Fashion matters deeply, from the dressmakers and designers that create the garments, to the industry that sells it and the wearer that has historically relied on it as a tool and sign of identity, expression, power and status. It is fantasy, desire and memory. It facilitates one’s agency and it offers a rich platform to reflect on key social and cultural issues, from practices to consumption and production through identity politics. It is a complex system with a lot of variables and mixed signals. It allows us to construct, display, communicate, alter and/or conceal.
Here, we refer to fashion as dress and all kinds of decorative accessories, as appearance and style. It is both material culture and symbolic system. It is also a commercial industry producing and selling garments.
Tribute Collective is proud to present "un/fold: a style anthology of Washington DC", a research project that brings together art, photography, storytelling and fashion in powerful ways to look at the clothed body in the city as a site for production of meaning, narrative, performance and communication.
un/fold aims to answer the overarching question: why does fashion matter in Washington DC?
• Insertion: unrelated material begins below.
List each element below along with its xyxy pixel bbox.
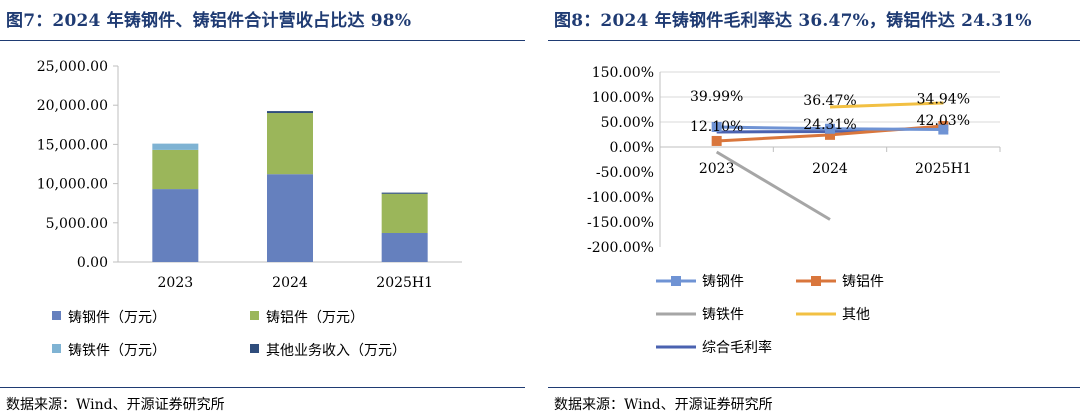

We dive into the untold history of fashion in the capital and how it has evolved over time. The objective is to sustain DC diverse style culture and claim a place for fashion as an essential element of its history alongside other more well-established aspects of the city’s life.
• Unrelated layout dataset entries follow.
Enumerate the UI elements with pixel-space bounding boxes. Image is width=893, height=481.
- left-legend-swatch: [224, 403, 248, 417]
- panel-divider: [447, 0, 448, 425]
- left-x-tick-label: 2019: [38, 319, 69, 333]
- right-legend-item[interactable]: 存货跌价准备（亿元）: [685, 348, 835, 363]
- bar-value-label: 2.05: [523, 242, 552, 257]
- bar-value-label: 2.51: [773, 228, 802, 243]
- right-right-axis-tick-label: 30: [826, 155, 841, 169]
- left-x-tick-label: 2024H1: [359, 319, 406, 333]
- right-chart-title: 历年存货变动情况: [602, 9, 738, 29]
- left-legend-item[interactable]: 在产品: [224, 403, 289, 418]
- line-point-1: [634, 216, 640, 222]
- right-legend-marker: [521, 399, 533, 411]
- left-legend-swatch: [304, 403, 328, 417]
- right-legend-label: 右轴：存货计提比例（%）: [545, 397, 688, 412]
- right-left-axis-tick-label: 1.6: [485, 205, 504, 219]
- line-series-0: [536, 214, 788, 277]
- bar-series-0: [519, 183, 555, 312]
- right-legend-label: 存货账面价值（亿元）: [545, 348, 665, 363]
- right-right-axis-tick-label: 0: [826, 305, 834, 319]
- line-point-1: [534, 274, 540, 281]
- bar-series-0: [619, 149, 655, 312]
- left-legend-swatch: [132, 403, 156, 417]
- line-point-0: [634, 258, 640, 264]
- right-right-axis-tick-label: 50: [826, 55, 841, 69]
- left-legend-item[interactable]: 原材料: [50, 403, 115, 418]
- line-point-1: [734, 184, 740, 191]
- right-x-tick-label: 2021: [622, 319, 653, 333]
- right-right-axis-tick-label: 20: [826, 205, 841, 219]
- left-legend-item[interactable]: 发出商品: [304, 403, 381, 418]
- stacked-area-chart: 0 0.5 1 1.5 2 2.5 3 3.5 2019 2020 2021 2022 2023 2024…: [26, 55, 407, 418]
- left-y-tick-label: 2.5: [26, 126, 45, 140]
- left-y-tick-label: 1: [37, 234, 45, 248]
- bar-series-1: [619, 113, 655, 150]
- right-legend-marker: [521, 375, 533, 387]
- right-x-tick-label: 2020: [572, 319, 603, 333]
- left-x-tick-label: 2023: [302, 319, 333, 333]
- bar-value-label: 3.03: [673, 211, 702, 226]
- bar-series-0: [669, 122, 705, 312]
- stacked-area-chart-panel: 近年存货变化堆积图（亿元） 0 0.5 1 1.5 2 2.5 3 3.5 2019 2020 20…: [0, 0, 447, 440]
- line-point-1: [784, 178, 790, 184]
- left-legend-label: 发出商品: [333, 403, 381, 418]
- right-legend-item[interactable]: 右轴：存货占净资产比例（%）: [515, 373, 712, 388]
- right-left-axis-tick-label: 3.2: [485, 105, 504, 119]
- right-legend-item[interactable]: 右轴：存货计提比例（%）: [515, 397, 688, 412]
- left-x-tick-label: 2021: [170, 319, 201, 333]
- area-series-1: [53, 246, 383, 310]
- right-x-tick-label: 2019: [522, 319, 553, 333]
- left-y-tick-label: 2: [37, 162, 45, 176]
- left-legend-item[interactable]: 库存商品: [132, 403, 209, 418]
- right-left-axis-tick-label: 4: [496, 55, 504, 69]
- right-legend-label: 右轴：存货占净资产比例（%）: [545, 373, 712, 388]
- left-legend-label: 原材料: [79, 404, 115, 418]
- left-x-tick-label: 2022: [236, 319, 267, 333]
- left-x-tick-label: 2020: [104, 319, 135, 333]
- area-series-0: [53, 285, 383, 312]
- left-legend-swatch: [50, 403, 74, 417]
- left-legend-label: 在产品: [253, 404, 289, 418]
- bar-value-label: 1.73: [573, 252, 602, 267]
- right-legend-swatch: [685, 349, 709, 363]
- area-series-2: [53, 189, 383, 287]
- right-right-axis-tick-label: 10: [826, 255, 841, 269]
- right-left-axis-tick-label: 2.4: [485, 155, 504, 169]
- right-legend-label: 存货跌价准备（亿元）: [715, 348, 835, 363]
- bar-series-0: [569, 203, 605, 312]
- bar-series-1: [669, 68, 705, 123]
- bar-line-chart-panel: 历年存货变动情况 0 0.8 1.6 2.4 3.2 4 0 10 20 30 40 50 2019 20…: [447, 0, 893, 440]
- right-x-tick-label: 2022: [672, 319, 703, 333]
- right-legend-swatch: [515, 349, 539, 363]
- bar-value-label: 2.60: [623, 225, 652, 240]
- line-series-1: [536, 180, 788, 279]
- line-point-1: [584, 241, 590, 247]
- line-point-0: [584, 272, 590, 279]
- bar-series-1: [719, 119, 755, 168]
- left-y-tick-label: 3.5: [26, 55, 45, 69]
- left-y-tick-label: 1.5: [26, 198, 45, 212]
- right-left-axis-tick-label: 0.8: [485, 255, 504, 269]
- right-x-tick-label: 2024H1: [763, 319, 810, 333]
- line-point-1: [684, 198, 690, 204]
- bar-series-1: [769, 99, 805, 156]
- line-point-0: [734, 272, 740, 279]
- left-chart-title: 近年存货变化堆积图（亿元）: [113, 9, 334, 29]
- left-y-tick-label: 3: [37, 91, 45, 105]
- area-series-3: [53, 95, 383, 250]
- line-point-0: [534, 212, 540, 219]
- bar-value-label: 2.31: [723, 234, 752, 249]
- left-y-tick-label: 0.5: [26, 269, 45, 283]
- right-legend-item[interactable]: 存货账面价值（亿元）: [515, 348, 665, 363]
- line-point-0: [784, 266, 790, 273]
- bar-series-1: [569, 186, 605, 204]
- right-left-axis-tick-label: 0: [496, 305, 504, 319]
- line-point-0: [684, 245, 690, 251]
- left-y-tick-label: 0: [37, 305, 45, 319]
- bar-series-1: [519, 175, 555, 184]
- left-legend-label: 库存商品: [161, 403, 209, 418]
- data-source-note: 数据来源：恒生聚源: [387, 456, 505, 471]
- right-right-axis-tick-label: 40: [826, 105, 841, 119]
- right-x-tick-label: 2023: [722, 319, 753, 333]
We have commissioned artist Chelsea Ritter-Soronen to paint the portrait of dressmaker Elizabeth Keckley and nine Washingtonians, and Joilyn Jackson and Amit Mehta to capture their authenticity. The works are now on view on the corner of Columbia and 17th Street NW, and within the Tribute space.
These stories challenge us to reimagine how we can, collectively and individually, carve out a space for the articulation of cultural belonging and creative expression in the capital.
There are so many invisible layers to fashion in Washington DC, this is just a preamble. As this project is unfolding, we expect to capture more Washingtonians and collect more stories in the near future.
un/fold looks back at the legacy of the past and explores the promises of the future.
ABOUT THE MURALIST: Chelsea Ritter-Soronen is a DC-based public artist and community arts organizer. Formally trained in theatrical scenic painting and mentored by street artists, she has been painting murals for thirteen years and often fuses traditional trompe l'eoil techniques with modern color palettes and vibrant plant life to reflect each mural's neighborhood and its stories. When not painting mural commissions, she works with her business Chalk Riot which specializes in pavement art and temporary murals for special events and outdoor spaces.
Chalk Riot was founded in 2013 and in addition to frequently partnering with cities and NGO's, has worked with notable clients such as Bleacher Report, Vevo, Dell Computers, Google and The Special Olympics. Chelsea often takes time out from commissions to teach art skills to activists and with arts education organizations. She is currently a Resident Teaching Artist at the Kennedy Center's Moonshot Studio.